Quickly convinced he could build one. Amory said that he drew up some schematics, did some calculations and said to himself that it was something he could produce.

Wanting to create an emergency ventilator that even under dire circumstances could be built and used by almost anyone.

He decided it needed to be built inexpensively using only a few tools and over-the-counter parts. “It’s one thing to build to produce one ventilator in one lab, it’s another thing to produce something anyone can build.”

Amory was certain he could put the machine together most efficiently by himself bouncing ideas off his colleagues but he wanted to include his students. For it was not a required project and there was no allocation of grades, dozens of students wanted to help.

Junior Dennis Slobodzian who has been working on the controls, working remotely with a group of twenty other current and former students began to work on the ventilator.

It is built on what looks like an iv stand and is controlled with a touch at a screen pad. It has a motor that controls a belt that goes up and down.
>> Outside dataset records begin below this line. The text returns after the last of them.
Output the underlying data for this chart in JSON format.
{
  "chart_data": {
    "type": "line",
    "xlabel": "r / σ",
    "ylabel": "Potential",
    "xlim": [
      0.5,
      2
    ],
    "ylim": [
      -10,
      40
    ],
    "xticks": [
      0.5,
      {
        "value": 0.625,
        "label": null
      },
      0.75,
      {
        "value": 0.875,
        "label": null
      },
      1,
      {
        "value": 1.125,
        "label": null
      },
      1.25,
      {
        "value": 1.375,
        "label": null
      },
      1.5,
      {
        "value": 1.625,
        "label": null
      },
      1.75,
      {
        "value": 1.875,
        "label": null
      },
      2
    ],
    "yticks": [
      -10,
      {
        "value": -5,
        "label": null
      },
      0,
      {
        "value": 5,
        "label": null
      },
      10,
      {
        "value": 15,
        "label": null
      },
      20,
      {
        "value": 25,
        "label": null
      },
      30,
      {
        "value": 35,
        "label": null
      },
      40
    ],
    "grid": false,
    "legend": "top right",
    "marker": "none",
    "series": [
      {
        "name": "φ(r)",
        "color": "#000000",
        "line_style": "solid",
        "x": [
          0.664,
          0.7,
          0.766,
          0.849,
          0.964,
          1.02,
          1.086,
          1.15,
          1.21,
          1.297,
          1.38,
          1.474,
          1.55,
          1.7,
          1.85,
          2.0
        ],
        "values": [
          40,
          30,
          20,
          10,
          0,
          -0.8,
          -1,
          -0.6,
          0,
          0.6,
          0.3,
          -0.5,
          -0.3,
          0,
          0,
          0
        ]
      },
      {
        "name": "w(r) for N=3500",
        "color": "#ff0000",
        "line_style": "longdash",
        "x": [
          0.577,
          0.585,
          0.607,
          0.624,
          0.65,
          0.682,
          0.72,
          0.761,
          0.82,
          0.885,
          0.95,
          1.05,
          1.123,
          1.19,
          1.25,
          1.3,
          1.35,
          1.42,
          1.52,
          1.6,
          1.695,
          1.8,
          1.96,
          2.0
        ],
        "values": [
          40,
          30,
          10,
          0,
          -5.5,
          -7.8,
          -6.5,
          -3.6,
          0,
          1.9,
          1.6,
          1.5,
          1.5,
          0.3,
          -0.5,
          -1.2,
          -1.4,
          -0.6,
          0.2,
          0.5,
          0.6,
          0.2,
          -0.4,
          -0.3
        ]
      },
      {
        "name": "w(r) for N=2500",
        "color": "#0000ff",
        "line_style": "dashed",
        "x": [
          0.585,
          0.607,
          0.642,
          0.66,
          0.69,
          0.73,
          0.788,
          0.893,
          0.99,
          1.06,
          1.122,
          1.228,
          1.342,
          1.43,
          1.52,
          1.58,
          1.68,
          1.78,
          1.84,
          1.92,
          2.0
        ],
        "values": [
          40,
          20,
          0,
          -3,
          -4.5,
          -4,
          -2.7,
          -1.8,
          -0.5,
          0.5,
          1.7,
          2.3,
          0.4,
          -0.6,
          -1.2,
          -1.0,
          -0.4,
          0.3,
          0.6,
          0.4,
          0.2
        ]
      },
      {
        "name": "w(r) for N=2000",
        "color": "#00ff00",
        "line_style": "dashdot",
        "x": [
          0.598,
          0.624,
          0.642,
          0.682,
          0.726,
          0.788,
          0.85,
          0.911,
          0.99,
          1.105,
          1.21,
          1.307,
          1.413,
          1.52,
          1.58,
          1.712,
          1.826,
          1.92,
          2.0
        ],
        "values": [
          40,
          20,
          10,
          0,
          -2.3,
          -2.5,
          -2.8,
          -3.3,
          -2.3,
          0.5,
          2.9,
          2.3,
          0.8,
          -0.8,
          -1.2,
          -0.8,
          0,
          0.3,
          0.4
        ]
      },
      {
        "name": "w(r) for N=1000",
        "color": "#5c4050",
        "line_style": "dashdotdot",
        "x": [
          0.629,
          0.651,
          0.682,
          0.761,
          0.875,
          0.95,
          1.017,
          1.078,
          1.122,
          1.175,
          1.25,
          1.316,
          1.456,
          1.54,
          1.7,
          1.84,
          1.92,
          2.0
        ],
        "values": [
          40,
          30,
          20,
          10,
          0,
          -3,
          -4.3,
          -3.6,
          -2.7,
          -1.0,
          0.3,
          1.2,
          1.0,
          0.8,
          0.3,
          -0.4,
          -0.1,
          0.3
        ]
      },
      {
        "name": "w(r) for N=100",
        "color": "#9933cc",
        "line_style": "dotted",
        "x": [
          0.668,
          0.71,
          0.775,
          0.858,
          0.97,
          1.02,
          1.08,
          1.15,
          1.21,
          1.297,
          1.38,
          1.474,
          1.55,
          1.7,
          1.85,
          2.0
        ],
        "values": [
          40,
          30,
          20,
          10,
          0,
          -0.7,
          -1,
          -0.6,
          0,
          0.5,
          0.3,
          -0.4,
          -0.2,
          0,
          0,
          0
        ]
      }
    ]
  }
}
Slobodzian’s work was to make sure the motor could move in the correct way they wanted it to but was not leaving his home so, Amory brought it over to him. Working on it from 8 a.m. to 8 p.m. in person. Alumni Josef Biberstien an MIT graduate from Baxter Academy also working on the controls from his apartment in Cambridge Mass, explained that when the patient needs to breathe a piston pushes air into the patient’s lungs and drawn back when the patient is allowed to breathe out. He also explained that it is designed in a way that if it fails will it won’t hurt the patient.

They’ve named it OSV (Open Source Ventilator) for they intend to share the plans with the world. Sophomore Emily Mickool whose part of the documentation group says that she doesn’t want to see it being used.

March 21st was when Amory started his initial plans and drafts and by April 9th, the machine was being started at the University of New England with a simulation specialist Dawne- Marie Dunbar, a clinical professor of nursing and the Director of the Inter-Professional Simulation and Innovation Center. The emergency ventilator was hooked up to a patient simulator.

The exciting part was the data that was got from the patient simulator was mimicking what is seen on real ventilator Dunbar says as he also explains that UNE is committed to allowing Jon Amory to continue to test his emergency ventilator at their facility.

Amory and his students built an emergency ventilator worth $1500 in less than three weeks, a medical-grade ventilator costs anywhere from $25000 to $50000. The machine requires a set of Allen keys to put it together. Whereby all the parts can be purchased from three different suppliers and all the suppliers are in stock.

Amory may have built the emergency ventilator for a worst-case scenario but was an amazing learning experience for his students. As he says that it is important to see that the students can put their skills to use right away. That they can rise to an occasion if there comes up a crisis or a challenge, implement the skills they’ve learned so far and seen themselves being relevant to help find solutions to the problem.

The emergency ventilator stills need to go through continuous testing as Amory says that his students are still working on completing the instructions before it is released.